Types & Schemas
The SparkConnect::Types module models the Spark SQL type system. Every type is
an instance of a SparkConnect::Types::DataType subclass.
Constructing types
Convenience constructors live directly on the module:
T = SparkConnect::Types
T.long; T.integer; T.short; T.byte
T.double; T.float; T.decimal(10, 2)
T.string; T.binary; T.boolean
T.date; T.timestamp; T.timestamp_ntz
T.array(T.string)
T.map(T.string, T.long)
T.struct(
T.field("id", T.long, nullable: false),
T.field("name", T.string),
T.field("tags", T.array(T.string)),
)
Struct types and schemas
A DataFrame’s schema is a StructType. You can build one fluently:
schema = T.struct
.add("id", T.long, nullable: false)
.add("name", T.string)
schema.names #=> ["id", "name"]
schema["name"].data_type #=> #<SparkConnect::Types::StringType string>
schema.simple_string #=> "struct<id:bigint,name:string>"
Rendering
| Method | Example output |
|---|---|
simple_string |
array<string>, decimal(10,2), struct<a:int> |
type_name |
integer, long, string |
json |
Spark’s JSON schema representation |
tree_string |
indented schema tree (used by print_schema) |
df.print_schema
# root
# |-- id: long (nullable = false)
# |-- name: string (nullable = true)
df.schema.simple_string
df.dtypes #=> [["id", "bigint"], ["name", "string"]]
DDL strings
Anywhere a schema is accepted you may pass a DDL string instead of a
StructType:
spark.read.schema("id BIGINT, name STRING").csv("people.csv")
spark.create_data_frame(rows, "id BIGINT, name STRING")
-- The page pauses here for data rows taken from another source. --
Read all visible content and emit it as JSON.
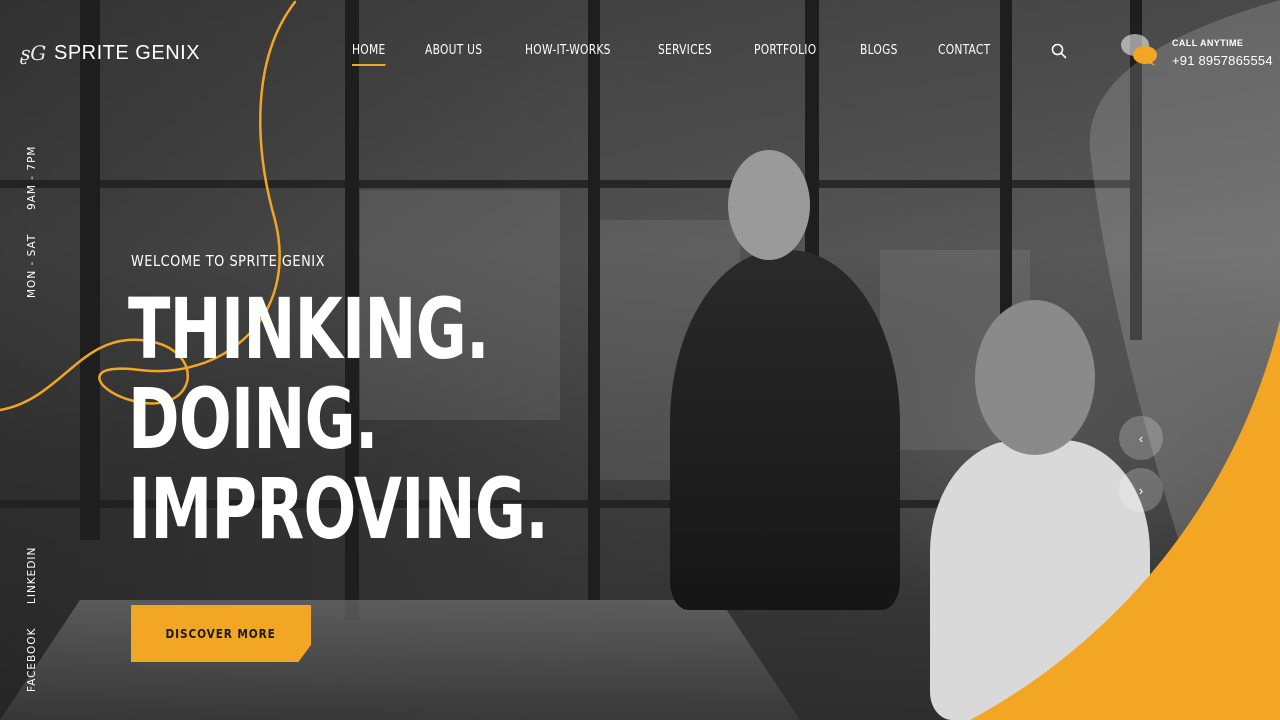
{
  "brand": {
    "name": "SPRITE GENIX"
  },
  "nav": {
    "items": [
      {
        "label": "HOME",
        "active": true
      },
      {
        "label": "ABOUT US",
        "active": false
      },
      {
        "label": "HOW-IT-WORKS",
        "active": false
      },
      {
        "label": "SERVICES",
        "active": false
      },
      {
        "label": "PORTFOLIO",
        "active": false
      },
      {
        "label": "BLOGS",
        "active": false
      },
      {
        "label": "CONTACT",
        "active": false
      }
    ]
  },
  "header": {
    "call_label": "CALL ANYTIME",
    "call_number": "+91 8957865554"
  },
  "side": {
    "hours": "9AM - 7PM",
    "days": "MON - SAT",
    "linkedin": "LINKEDIN",
    "facebook": "FACEBOOK"
  },
  "hero": {
    "welcome": "WELCOME TO SPRITE GENIX",
    "line1": "THINKING.",
    "line2": "DOING.",
    "line3": "IMPROVING.",
    "cta_label": "DISCOVER MORE"
  },
  "colors": {
    "accent": "#f2a623",
    "text": "#ffffff"
  },
  "icons": {
    "search": "search-icon",
    "call": "chat-bubbles-icon",
    "prev": "chevron-left-icon",
    "next": "chevron-right-icon",
    "logo": "logo-mark-icon"
  }
}
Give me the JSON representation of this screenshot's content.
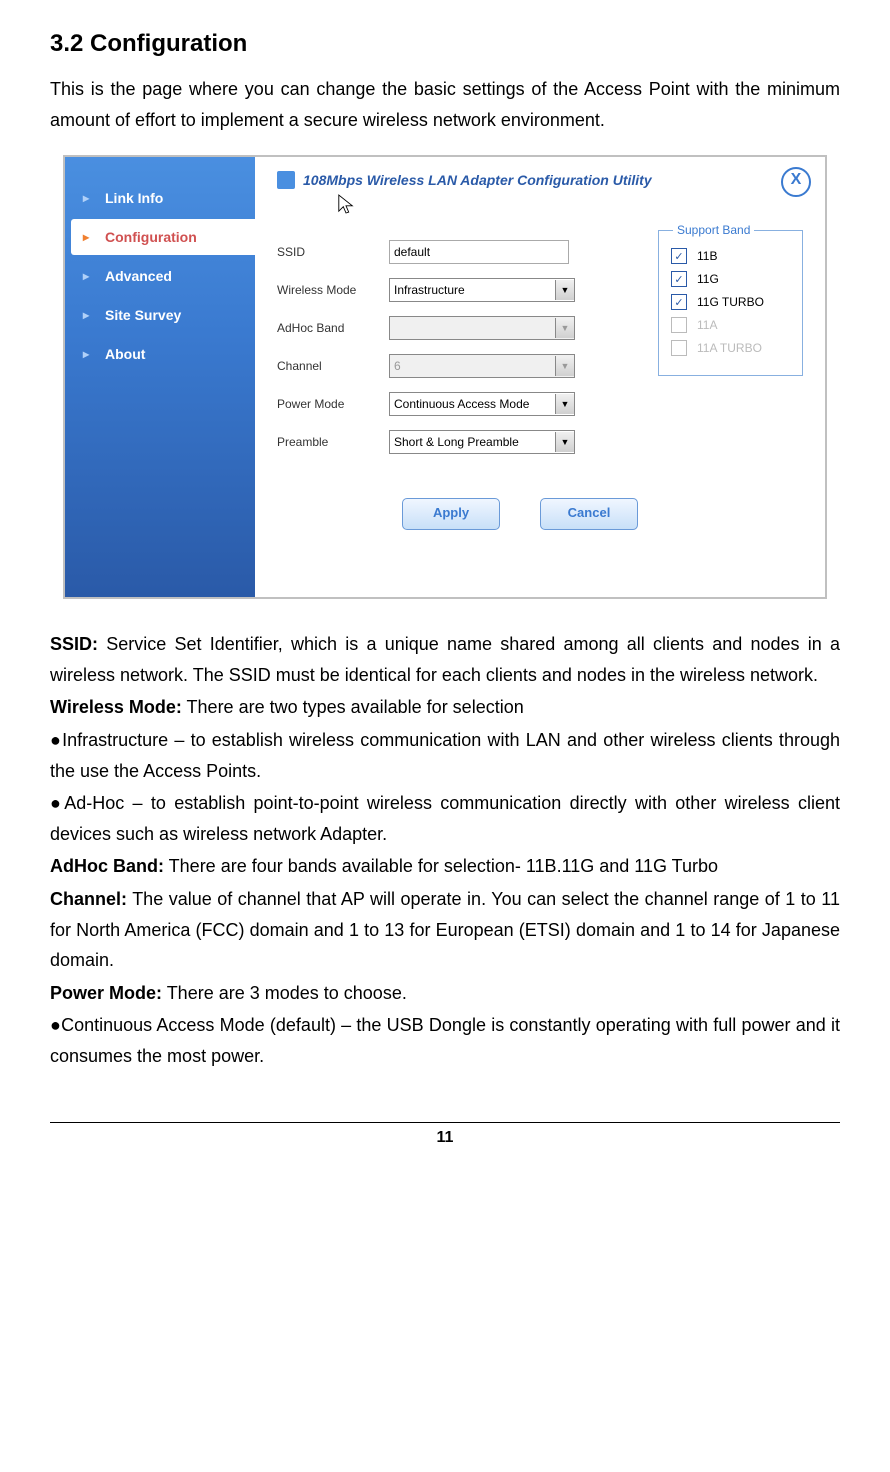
{
  "section": {
    "title": "3.2 Configuration",
    "intro": "This is the page where you can change the basic settings of the Access Point with the minimum amount of effort to implement a secure wireless network environment."
  },
  "app": {
    "title": "108Mbps Wireless LAN Adapter Configuration Utility",
    "sidebar": {
      "items": [
        {
          "label": "Link Info",
          "active": false
        },
        {
          "label": "Configuration",
          "active": true
        },
        {
          "label": "Advanced",
          "active": false
        },
        {
          "label": "Site Survey",
          "active": false
        },
        {
          "label": "About",
          "active": false
        }
      ]
    },
    "form": {
      "ssid_label": "SSID",
      "ssid_value": "default",
      "wmode_label": "Wireless Mode",
      "wmode_value": "Infrastructure",
      "adhoc_label": "AdHoc Band",
      "adhoc_value": "",
      "channel_label": "Channel",
      "channel_value": "6",
      "power_label": "Power Mode",
      "power_value": "Continuous Access Mode",
      "preamble_label": "Preamble",
      "preamble_value": "Short & Long Preamble"
    },
    "support_band": {
      "legend": "Support Band",
      "items": [
        {
          "label": "11B",
          "checked": true,
          "disabled": false
        },
        {
          "label": "11G",
          "checked": true,
          "disabled": false
        },
        {
          "label": "11G TURBO",
          "checked": true,
          "disabled": false
        },
        {
          "label": "11A",
          "checked": false,
          "disabled": true
        },
        {
          "label": "11A TURBO",
          "checked": false,
          "disabled": true
        }
      ]
    },
    "buttons": {
      "apply": "Apply",
      "cancel": "Cancel"
    }
  },
  "descriptions": {
    "ssid_label": "SSID:",
    "ssid_text": " Service Set Identifier, which is a unique name shared among all clients and nodes in a wireless network. The SSID must be identical for each clients and nodes in the wireless network.",
    "wmode_label": "Wireless Mode:",
    "wmode_text": " There are two types available for selection",
    "wmode_b1": "●Infrastructure – to establish wireless communication with LAN and other wireless clients through the use the Access Points.",
    "wmode_b2": "●Ad-Hoc – to establish point-to-point wireless communication directly with other wireless client devices such as wireless network Adapter.",
    "adhoc_label": "AdHoc Band:",
    "adhoc_text": " There are four bands available for selection- 11B.11G and 11G Turbo",
    "channel_label": "Channel:",
    "channel_text": " The value of channel that AP will operate in. You can select the channel range of 1 to 11 for North America (FCC) domain and 1 to 13 for European (ETSI) domain and 1 to 14 for Japanese domain.",
    "power_label": "Power Mode:",
    "power_text": " There are 3 modes to choose.",
    "power_b1": "●Continuous Access Mode (default) – the USB Dongle is constantly operating with full power and it consumes the most power."
  },
  "page_number": "11"
}
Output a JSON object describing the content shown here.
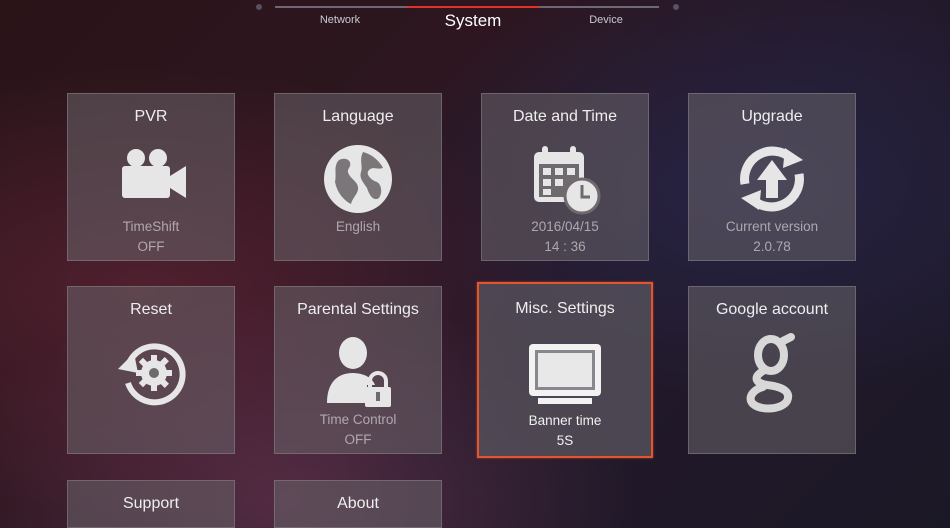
{
  "tabs": [
    {
      "label": "Network",
      "active": false
    },
    {
      "label": "System",
      "active": true
    },
    {
      "label": "Device",
      "active": false
    }
  ],
  "tiles": [
    {
      "title": "PVR",
      "icon": "video-camera-icon",
      "sub1": "TimeShift",
      "sub2": "OFF"
    },
    {
      "title": "Language",
      "icon": "globe-icon",
      "sub1": "English",
      "sub2": ""
    },
    {
      "title": "Date and Time",
      "icon": "calendar-clock-icon",
      "sub1": "2016/04/15",
      "sub2": "14 : 36"
    },
    {
      "title": "Upgrade",
      "icon": "refresh-upload-icon",
      "sub1": "Current version",
      "sub2": "2.0.78"
    },
    {
      "title": "Reset",
      "icon": "reset-gear-icon",
      "sub1": "",
      "sub2": ""
    },
    {
      "title": "Parental Settings",
      "icon": "user-lock-icon",
      "sub1": "Time Control",
      "sub2": "OFF"
    },
    {
      "title": "Misc. Settings",
      "icon": "monitor-icon",
      "sub1": "Banner time",
      "sub2": "5S",
      "focused": true
    },
    {
      "title": "Google account",
      "icon": "google-g-icon",
      "sub1": "",
      "sub2": ""
    },
    {
      "title": "Support",
      "icon": "",
      "sub1": "",
      "sub2": ""
    },
    {
      "title": "About",
      "icon": "",
      "sub1": "",
      "sub2": ""
    }
  ],
  "colors": {
    "accent": "#e0322b",
    "focus_border": "#e4552c"
  }
}
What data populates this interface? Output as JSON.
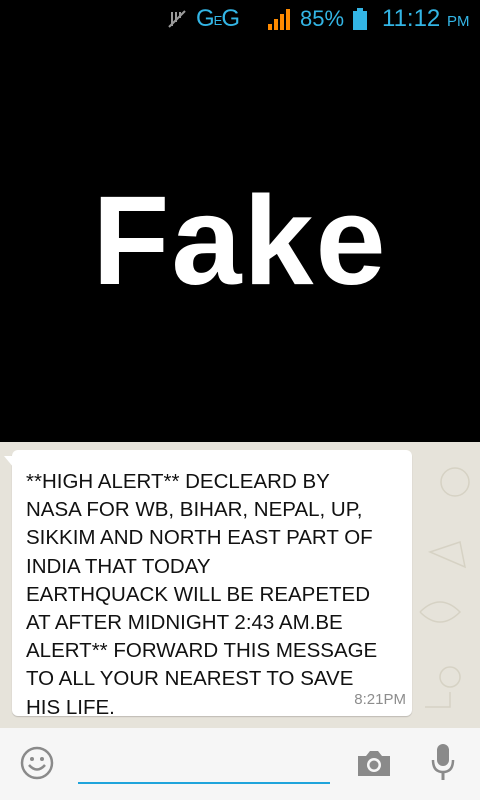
{
  "status_bar": {
    "network_label": "G",
    "network_sup": "E",
    "network_label_2": "G",
    "battery_percent": "85%",
    "time": "11:12",
    "ampm": "PM",
    "icons": [
      "mute-icon",
      "signal-icon",
      "battery-icon"
    ],
    "color": "#33b5e5"
  },
  "image": {
    "caption": "Fake"
  },
  "message": {
    "text": "**HIGH ALERT** DECLEARD BY\nNASA FOR WB, BIHAR, NEPAL, UP,\nSIKKIM AND NORTH EAST PART OF\nINDIA THAT TODAY\nEARTHQUACK WILL BE REAPETED\nAT AFTER MIDNIGHT 2:43 AM.BE\nALERT** FORWARD THIS MESSAGE\nTO ALL YOUR NEAREST TO SAVE\nHIS LIFE.",
    "time": "8:21PM"
  },
  "input_bar": {
    "placeholder": "",
    "accent": "#1fa4db",
    "icons": [
      "emoji-icon",
      "camera-icon",
      "microphone-icon"
    ]
  }
}
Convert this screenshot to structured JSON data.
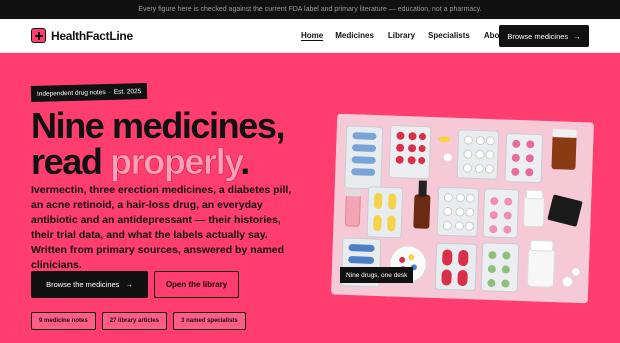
{
  "topbar": {
    "notice": "Every figure here is checked against the current FDA label and primary literature — education, not a pharmacy."
  },
  "nav": {
    "brand": "HealthFactLine",
    "brand_icon": "plus-icon",
    "links": [
      "Home",
      "Medicines",
      "Library",
      "Specialists",
      "About"
    ],
    "active_link": "Home",
    "cta_label": "Browse medicines",
    "cta_icon": "arrow-right-icon"
  },
  "hero": {
    "eyebrow_tag": "Independent drug notes",
    "eyebrow_sep": "·",
    "eyebrow_year": "Est. 2025",
    "headline_line1": "Nine medicines,",
    "headline_line2_plain": "read ",
    "headline_line2_accent": "properly",
    "headline_line2_end": ".",
    "lede": "Ivermectin, three erection medicines, a diabetes pill, an acne retinoid, a hair-loss drug, an everyday antibiotic and an antidepressant — their histories, their trial data, and what the labels actually say. Written from primary sources, answered by named clinicians.",
    "primary_button": "Browse the medicines",
    "primary_button_icon": "arrow-right-icon",
    "secondary_button": "Open the library",
    "stats": [
      "9 medicine notes",
      "27 library articles",
      "3 named specialists"
    ],
    "image_caption": "Nine drugs, one desk"
  },
  "colors": {
    "brand_pink": "#ff3d6e",
    "ink": "#111111",
    "accent_light": "#ff9fb8"
  }
}
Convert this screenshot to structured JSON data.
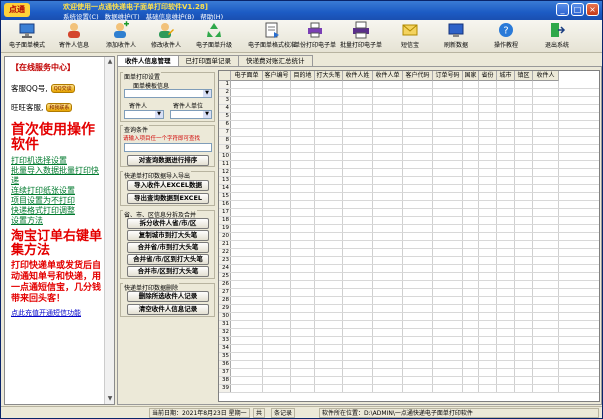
{
  "window": {
    "logo": "点通",
    "title": "欢迎使用一点通快递电子面单打印软件V1.28]",
    "menus": [
      "系统设置(C)",
      "数据维护(T)",
      "基础信息维护(B)",
      "帮助(H)"
    ]
  },
  "toolbar": {
    "items": [
      {
        "label": "电子面单模式",
        "icon": "monitor-icon"
      },
      {
        "label": "寄件人信息",
        "icon": "sender-icon"
      },
      {
        "label": "添加收件人",
        "icon": "add-recipient-icon"
      },
      {
        "label": "修改收件人",
        "icon": "edit-recipient-icon"
      },
      {
        "label": "电子面单升级",
        "icon": "recycle-icon"
      },
      {
        "label": "电子面单格式校准",
        "icon": "calibrate-icon"
      },
      {
        "label": "单份打印电子单",
        "icon": "print-single-icon"
      },
      {
        "label": "批量打印电子单",
        "icon": "print-batch-icon"
      },
      {
        "label": "短信宝",
        "icon": "sms-icon"
      },
      {
        "label": "刷新数据",
        "icon": "refresh-icon"
      },
      {
        "label": "操作教程",
        "icon": "help-icon"
      },
      {
        "label": "退出系统",
        "icon": "exit-icon"
      }
    ]
  },
  "sidebar": {
    "online_title": "【在线服务中心】",
    "qq_label": "客服QQ号,",
    "qq_badge": "QQ交谈",
    "wangwang_label": "旺旺客服,",
    "wangwang_badge": "和我联系",
    "headline": "首次使用操作软件",
    "links": [
      "打印机选择设置",
      "批量导入数据批量打印快递",
      "连续打印纸张设置",
      "项目设置为不打印",
      "快递格式打印调整",
      "设置方法"
    ],
    "taobao": "淘宝订单右键单集方法",
    "promo": "打印快递单或发货后自动通知单号和快递，用一点通短信宝，几分钱带来回头客！",
    "recharge": "点此充值开通短信功能"
  },
  "tabs": [
    "收件人信息管理",
    "已打印面单记录",
    "快递费对账汇总统计"
  ],
  "controls": {
    "print_settings_title": "面单打印设置",
    "template_label": "面单模板信息",
    "recipient_label": "寄件人",
    "sender_unit_label": "寄件人单位",
    "query_title": "查询条件",
    "query_hint": "请输入项目任一个字符即可查找",
    "query_button": "对查询数据进行排序",
    "import_title": "快递单打印数据导入导出",
    "import_excel": "导入收件人EXCEL数据",
    "export_excel": "导出查询数据到EXCEL",
    "split_title": "省、市、区信息分拆及合并",
    "split_buttons": [
      "拆分收件人省/市/区",
      "复制城市到打大头笔",
      "合并省/市到打大头笔",
      "合并省/市/区到打大头笔",
      "合并市/区到打大头笔"
    ],
    "delete_title": "快递单打印数据删除",
    "delete_buttons": [
      "删除所选收件人记录",
      "清空收件人信息记录"
    ]
  },
  "grid": {
    "columns": [
      "电子面单",
      "客户编号",
      "目的地",
      "打大头笔",
      "收件人姓",
      "收件人单",
      "客户代码",
      "订单号码",
      "国家",
      "省份",
      "城市",
      "镇区",
      "收件人"
    ],
    "row_numbers": [
      "1",
      "2",
      "3",
      "4",
      "5",
      "6",
      "7",
      "8",
      "9",
      "10",
      "11",
      "12",
      "13",
      "14",
      "15",
      "16",
      "17",
      "18",
      "19",
      "20",
      "21",
      "22",
      "23",
      "24",
      "25",
      "26",
      "27",
      "28",
      "29",
      "30",
      "31",
      "32",
      "33",
      "34",
      "35",
      "36",
      "37",
      "38",
      "39"
    ]
  },
  "status": {
    "date": "当前日期：2021年8月23日 星期一",
    "total_label": "共",
    "records_label": "条记录",
    "path": "软件所在位置：D:\\ADMIN\\一点通快递电子面单打印软件"
  }
}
Ruby <-> Spark value mapping
When building literals and local DataFrames, Ruby values map to Spark types as follows (and the inverse applies when decoding results):
| Ruby | Spark type |
|---|---|
nil |
null |
true / false |
boolean |
Integer (32-bit range) |
int |
Integer (larger) |
bigint (long) |
Float |
double |
BigDecimal |
decimal |
String (UTF-8) |
string |
String (ASCII-8BIT) |
binary |
Symbol |
string |
Time / DateTime |
timestamp |
Date |
date |
Array |
array |
Hash |
map |
Results decode back into SparkConnect::Row objects, with structs as Row/Hash,
arrays as Array, maps as Hash, decimals as BigDecimal, timestamps as
Time, and dates as Date.